2. The Court DECLINE to exercise supplemental jurisdiction under 28 U.S.C. § 1367(c)(3) over any state-law claims against dismissed Defendants the Newark Police Department, Officer Ulmer, Licking County Prosecutor William Hayes, the Licking County Prosecutor's Office, Cliff J. Murphy, Sergeant Clint Eskins, and Doug Wells and DISMISS any such claims without prejudice.
IT IS THEREFORE ORDERED THAT:
1. Plaintiff's Motion to proceed in forma pauperis (Doc. 1) is GRANTED.
2. Plaintiff may PROCEED at this juncture on his Fourth Amendment claims for malicious prosecution, unreasonable traffic stop, unreasonable arrest and imprisonment without probable cause, and excessive force against Defendant Colles in his individual capacity; his Fourth Amendment claims for malicious prosecution, unreasonable traffic stop, and unreasonable arrest and imprisonment without probable cause against Defendant Stevens in his individual capacity; and his Ohio state-law negligence claims against both Defendants Colles and Stevens in their individual capacities.
3. Within thirty (30) days of receipt of this Order and Report and Recommendation, Plaintiff SHALL submit to the Court a completed summons and United States Marshal form for each of Defendant Officers Colles and Stevens.
4. The CLERK OF COURT is DIRECTED to provide Plaintiff with two summons and two United States Marshal forms for this purpose.
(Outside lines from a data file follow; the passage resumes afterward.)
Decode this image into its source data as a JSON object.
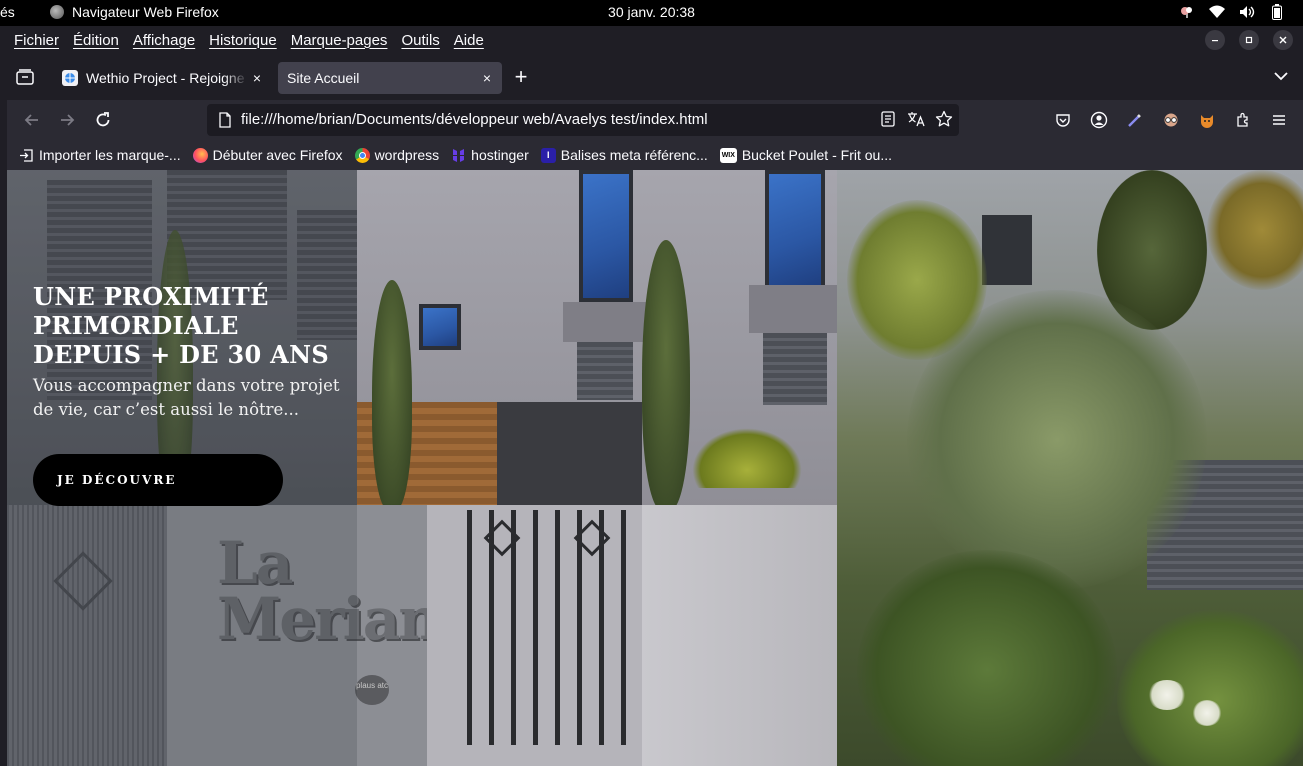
{
  "system": {
    "activities_label": "és",
    "app_name": "Navigateur Web Firefox",
    "clock": "30 janv.  20:38"
  },
  "menu": {
    "items": [
      "Fichier",
      "Édition",
      "Affichage",
      "Historique",
      "Marque-pages",
      "Outils",
      "Aide"
    ]
  },
  "tabs": [
    {
      "title": "Wethio Project - Rejoigne",
      "close": "×"
    },
    {
      "title": "Site Accueil",
      "close": "×"
    }
  ],
  "new_tab_label": "+",
  "urlbar": {
    "url": "file:///home/brian/Documents/développeur web/Avaelys test/index.html"
  },
  "bookmarks": [
    {
      "label": "Importer les marque-...",
      "icon": "import-icon"
    },
    {
      "label": "Débuter avec Firefox",
      "icon": "firefox-icon"
    },
    {
      "label": "wordpress",
      "icon": "chrome-icon"
    },
    {
      "label": "hostinger",
      "icon": "hostinger-icon"
    },
    {
      "label": "Balises meta référenc...",
      "icon": "page-icon"
    },
    {
      "label": "Bucket Poulet - Frit ou...",
      "icon": "wix-icon",
      "badge": "WIX"
    }
  ],
  "hero": {
    "title": "UNE PROXIMITÉ PRIMORDIALE DEPUIS + DE 30 ANS",
    "subtitle": "Vous accompagner dans votre projet de vie, car c’est aussi le nôtre...",
    "cta_label": "JE DÉCOUVRE"
  },
  "sign": {
    "line1": "La",
    "line2": "Meriane",
    "plaque": "plaus atc"
  },
  "colors": {
    "chrome_bg": "#1f1e25",
    "toolbar_bg": "#2b2a33",
    "active_tab": "#42414d",
    "cta_bg": "#000000"
  }
}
Upon receipt of the completed summons and United States Marshal forms, the Court shall order service of process by the United States Marshal in this case.
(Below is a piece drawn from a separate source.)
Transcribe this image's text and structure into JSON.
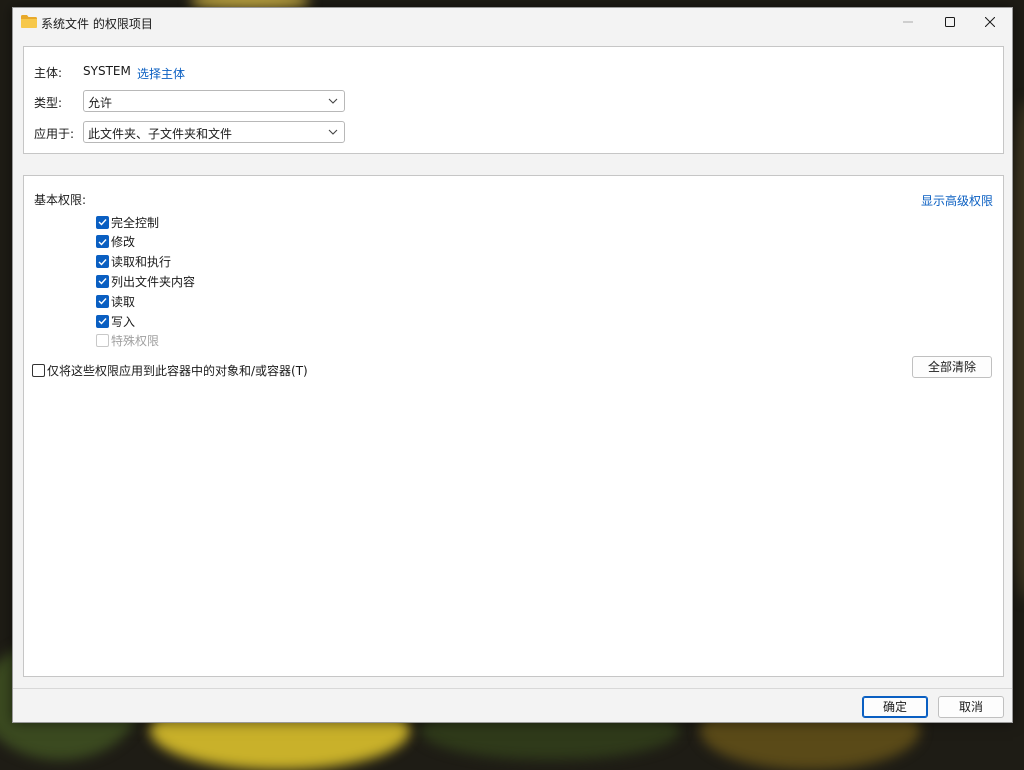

5. The CLERK OF COURT is DIRECTED to file a copy of Plaintiff's signature page (Doc. 3) as an attachment to his Complaint in the docket of this case.
6. Plaintiff shall inform the Court promptly of any changes in his address which may occur during the pendency of this lawsuit.
PROCEDURE ON OBJECTIONS
If any party seeks review by the District Judge of this Report and Recommendation, that party may, within fourteen (14) days, file and serve on all parties objections to the Report and Recommendation, specifically designating this Report and Recommendation, and the part in question, as well as the basis for objection. 28 U.S.C. § 636(b)(1); Fed.R.Civ.P. 72(b). Response to objections must be filed within fourteen (14) days after being served with a copy. Fed.R.Civ.P. 72(b).
The parties are specifically advised that the failure to object to the Report and Recommendation will result in a waiver of the right to de novo review by the District Judge and waiver of the right to appeal the judgment of the District Court. See, e.g., Pfahler v. Nat'l Latex Prod. Co., 517 F.3d 816, 829 (6th Cir. 2007) (holding that “failure to object to the magistrate judge's recommendations constituted a waiver of [the defendant's] ability to appeal the district court's ruling”); United States v. Sullivan, 431 F.3d 976, 984 (6th Cir. 2005) (holding that defendant waived appeal of district court's denial of pretrial motion by failing to timely object to the magistrate judge's report and recommendation). Even when timely objections are filed, appellate review of issues not raised in those objections is waived. Robert v. Tesson, 507 F.3d 981, 994 (6th Cir. 2007) (“[A] general objection to a magistrate judge's report, which fails to specify the issues of contention, does not suffice to preserve an issue for appeal ....”) (citation omitted).